Capps converted his first 16 save opportunities and accumulated a 0.93 ERA through his first 18 appearances, earning baseball’s top relief pitcher award in April. But beginning May 17 in St. Louis, he endured a difficult three weeks in which he blew four saves while his ERA swelled to 3.62. The frustrating stretch stoked media speculation in in Washington whether Capps would be replaced by prized rookie Drew Storen or red-hot setup man Tyler Clippard.
“He wasn’t getting on top of the ball,” Nationals backup catcher Wil Nieves said. “His slider wasn’t doing anything. It was spinning and his fastball was running back to the middle.”
While he can still be prone to off-nights, Capps (3.51 ERA, four consecutive saves since June 6) has mostly returned to form thanks in part to some arm-angle adjustments with pitching coach Steve McCatty. In fact, the one-two bullpen punch of set-up man Clippard (1.58 ERA) and Capps has spawned a quaint nickname in D.C. On June 22, the Nationals gave out “Clip & Save” T-shirts to the first 10,000 fans.
“He’s a competitor,” McCatty said of Capps. “He’s got very good stuff -- a real good fastball, a slider, when he’s throwing well, [that] is very good, and he’s got great command. And he competes. I just love his whole attitude.”

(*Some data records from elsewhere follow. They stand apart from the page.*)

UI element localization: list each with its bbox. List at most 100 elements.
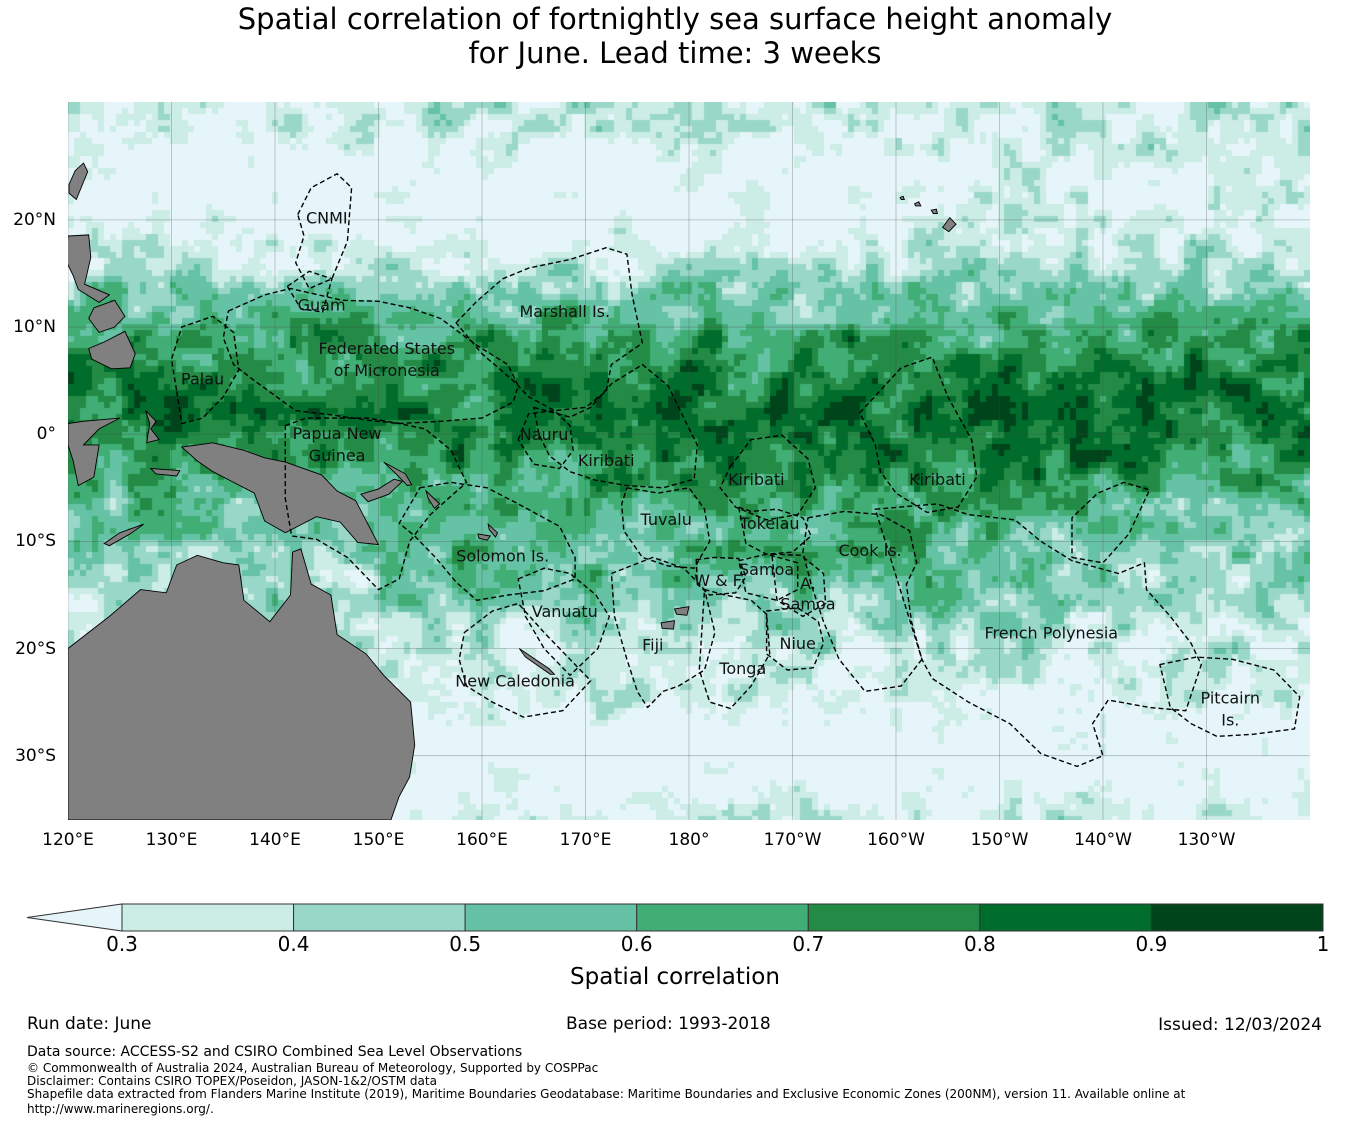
region-label: Solomon Is. [456,546,549,565]
australia-landmass [68,548,416,820]
region-label: CNMI [306,209,348,228]
region-label: Marshall Is. [520,302,611,321]
chart-title-line1: Spatial correlation of fortnightly sea s… [237,2,1113,36]
halmahera-island [145,410,160,444]
source-url[interactable]: http://www.marineregions.org/. [27,1102,214,1116]
philippines-luzon [68,234,111,303]
eez-solomon [398,481,576,601]
region-label: French Polynesia [984,624,1118,643]
colorbar-tick-label: 0.3 [106,932,138,956]
latitude-tick-label: 10°S [15,531,56,552]
oahu-island [913,201,922,207]
colorbar-title: Spatial correlation [570,964,780,990]
longitude-tick-label: 120°E [42,830,94,850]
longitude-tick-label: 160°W [867,830,925,850]
colorbar-segment [636,903,809,932]
eez-pitcairn [1159,656,1301,738]
eez-kiribati-gilbert [533,363,698,489]
eez-tonga [698,588,771,710]
new-guinea-landmass [180,442,380,546]
shapefile-credit: Shapefile data extracted from Flanders M… [27,1087,1186,1101]
eez-guam [286,270,333,313]
longitude-tick-label: 150°W [970,830,1029,850]
colorbar-tick-label: 0.7 [792,932,825,956]
region-label: Tokelau [739,514,800,533]
region-label: Samoa [780,595,835,614]
colorbar-segment [979,903,1152,932]
eez-french-polynesia [874,503,1203,768]
region-label: Samoa [739,560,794,579]
region-label: Cook Is. [838,541,901,560]
region-label: Tonga [718,659,766,678]
colorbar-segment [807,903,981,932]
malaita-island [487,522,499,538]
region-label: Kiribati [728,470,785,489]
eez-marquesas-bulge [1071,481,1151,564]
region-label: A. [800,574,816,593]
colorbar-segment [1150,903,1324,932]
eez-kiribati-phoenix [719,434,816,521]
longitude-tick-label: 150°E [352,830,405,850]
region-labels: CNMI Guam Marshall Is. Federated States of M… [181,209,1260,730]
region-label: Federated States of Micronesia [318,339,455,380]
region-label: Fiji [642,635,663,654]
longitude-tick-label: 130°W [1177,830,1236,850]
eez-boundaries [170,173,1301,768]
colorbar-tick-label: 0.8 [963,932,996,956]
colorbar-tick-label: 0.4 [277,932,310,956]
data-source: Data source: ACCESS-S2 and CSIRO Combine… [27,1044,523,1060]
map-overlay: CNMI Guam Marshall Is. Federated States of M… [68,102,1310,820]
colorbar-tick-label: 0.6 [620,932,653,956]
philippines-mindanao [88,330,136,370]
timor-island [103,523,144,547]
sulawesi-island [68,417,121,487]
eez-vanuatu [517,567,610,676]
eez-tokelau [738,506,812,555]
eez-new-caledonia [458,602,592,718]
eez-samoa [738,553,799,601]
eez-nauru [517,409,574,470]
colorbar-tick-label: 0.5 [449,932,482,956]
region-label: Pitcairn Is. [1201,689,1261,730]
eez-american-samoa [771,553,827,618]
disclaimer: Disclaimer: Contains CSIRO TOPEX/Poseido… [27,1074,437,1088]
eez-fiji [610,556,716,709]
seram-island [149,467,181,477]
longitude-tick-label: 130°E [145,830,198,850]
colorbar-under-triangle [26,903,123,932]
eez-wallis-futuna [695,556,747,596]
region-label: Kiribati [909,470,966,489]
taiwan-island [68,162,89,201]
eez-kiribati-line [859,356,978,514]
issued-date: Issued: 12/03/2024 [1158,1015,1322,1035]
copyright: © Commonwealth of Australia 2024, Austra… [27,1061,599,1075]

This season’s success is a welcome change from the professional questions and personal pain that engulfed Capps last offseason.
“You’re not human if you don’t doubt every now and then,” he said. “But throughout the whole course, I knew I was healthy and I knew what I was capable of doing. It was just a matter of going out and doing it. To have the start that I’ve had so far has just reassured that.”
With that, Capps tucked in his jersey, laced up his spikes and ran onto the field, another chance to eulogize through performance. His dad was right. The bright lights that Capps once daydreamed about as a kid now illuminate him. His tribute-inscribed brim is pulled low over a head full of fond memories.
And the words go with him: “Someone has to be.”